My results still looked like they had been exhumed but having seen India's beautiful work, I realised proficiency in the eco-printing craft might take years of learning to develop a relationship with the idiosyncrasies of plants and what if beauty is not just about aesthetics but about the provenance of your cloth? The things we love become beautiful so the scarves and bag I made hold a special place in my heart due to the time I spent walking alone by the river, sitting silently embroidering with the other ladies on the workshop and experiencing the thrilling anticipation of unbundling my cooked fabric.
During my MA in 2013, I wrote about the effects of meditation on creativity. Using myself as a guinea pig, I undertook an intensive daily meditation practice and noted that the work I produced during this time felt more authentic and enjoyable but looked less attractive (to my perhaps conditioned tastes). The process of creation became more important than the resulting product. Similarly, eco-printing challenges my need to make pretty things that other people will approve of; it challenges me to relinquish control.

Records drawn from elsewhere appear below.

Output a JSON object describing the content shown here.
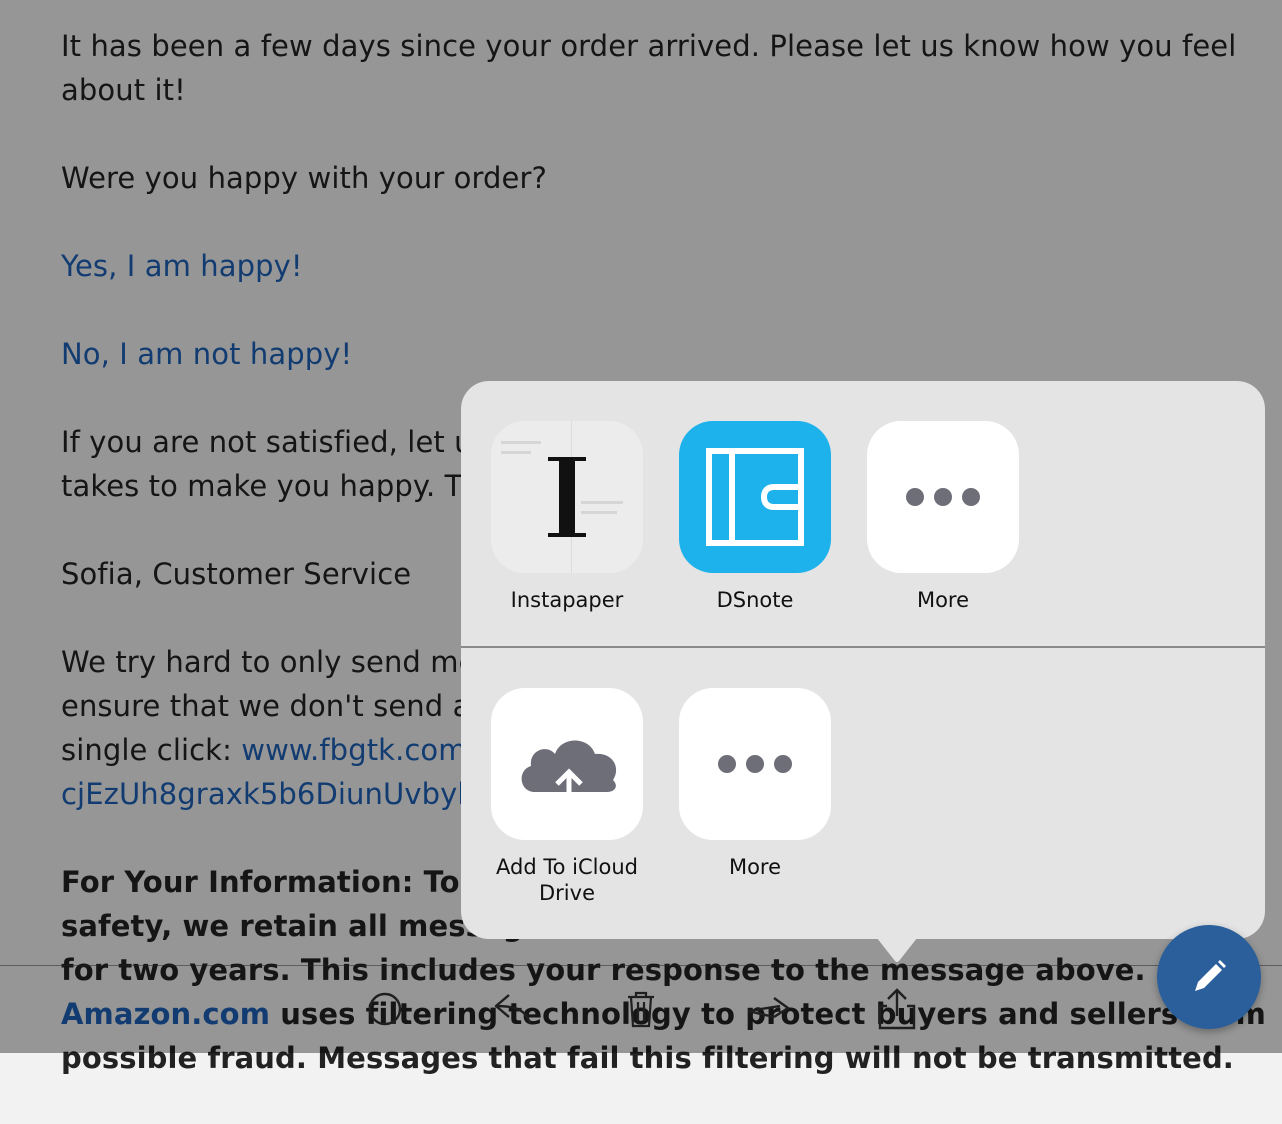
{
  "email": {
    "para1": [
      "It has been a few days since your order arrived. Please let us know how you feel",
      "about it!"
    ],
    "question": "Were you happy with your order?",
    "yes_link": "Yes, I am happy!",
    "no_link": "No, I am not happy!",
    "para_unsatisfied": [
      "If you are not satisfied, let us",
      "takes to make you happy. Tha"
    ],
    "signature": "Sofia, Customer Service",
    "para_try": [
      "We try hard to only send mes",
      "ensure that we don't send an",
      "single click: "
    ],
    "unsubscribe_link_1": "www.fbgtk.com//",
    "unsubscribe_link_2": "cjEzUh8graxk5b6DiunUvbykC",
    "fyi_bold": [
      "For Your Information: To he",
      "safety, we retain all messag",
      "for two years. This includes your response to the message above."
    ],
    "amazon_link": "Amazon.com",
    "fyi_rest": " uses filtering technology to protect buyers and sellers from",
    "fyi_last": "possible fraud. Messages that fail this filtering will not be transmitted."
  },
  "share_sheet": {
    "row1": [
      {
        "label": "Instapaper",
        "icon": "instapaper-icon"
      },
      {
        "label": "DSnote",
        "icon": "dsnote-icon"
      },
      {
        "label": "More",
        "icon": "more-dots-icon"
      }
    ],
    "row2": [
      {
        "label": "Add To iCloud Drive",
        "icon": "icloud-upload-icon"
      },
      {
        "label": "More",
        "icon": "more-dots-icon"
      }
    ]
  },
  "toolbar": {
    "items": [
      "circle-icon",
      "reply-icon",
      "trash-icon",
      "forward-icon",
      "share-icon"
    ]
  },
  "fab": {
    "icon": "compose-pencil-icon",
    "color": "#2a5f9c"
  },
  "colors": {
    "link": "#1d62b6",
    "dsnote_blue": "#1eb2ec",
    "sheet_bg": "#e4e4e4"
  }
}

What if we could all just get out of our own way and allow the creative process to work through us? That is real meditation; transcending the separating force of the controlling mind to fully unite with your surroundings, therefore more intimately relating to your materials.
That level of immersion in your art requires full commitment, passion and genius and India is a great example of this. She's an inspiring role model who lives and breathes her practice so whilst my results may not have been as beautiful as hers, I came away from the weekend feeling nourished by the whole experience. Less eye candy; more SOUL FOOD!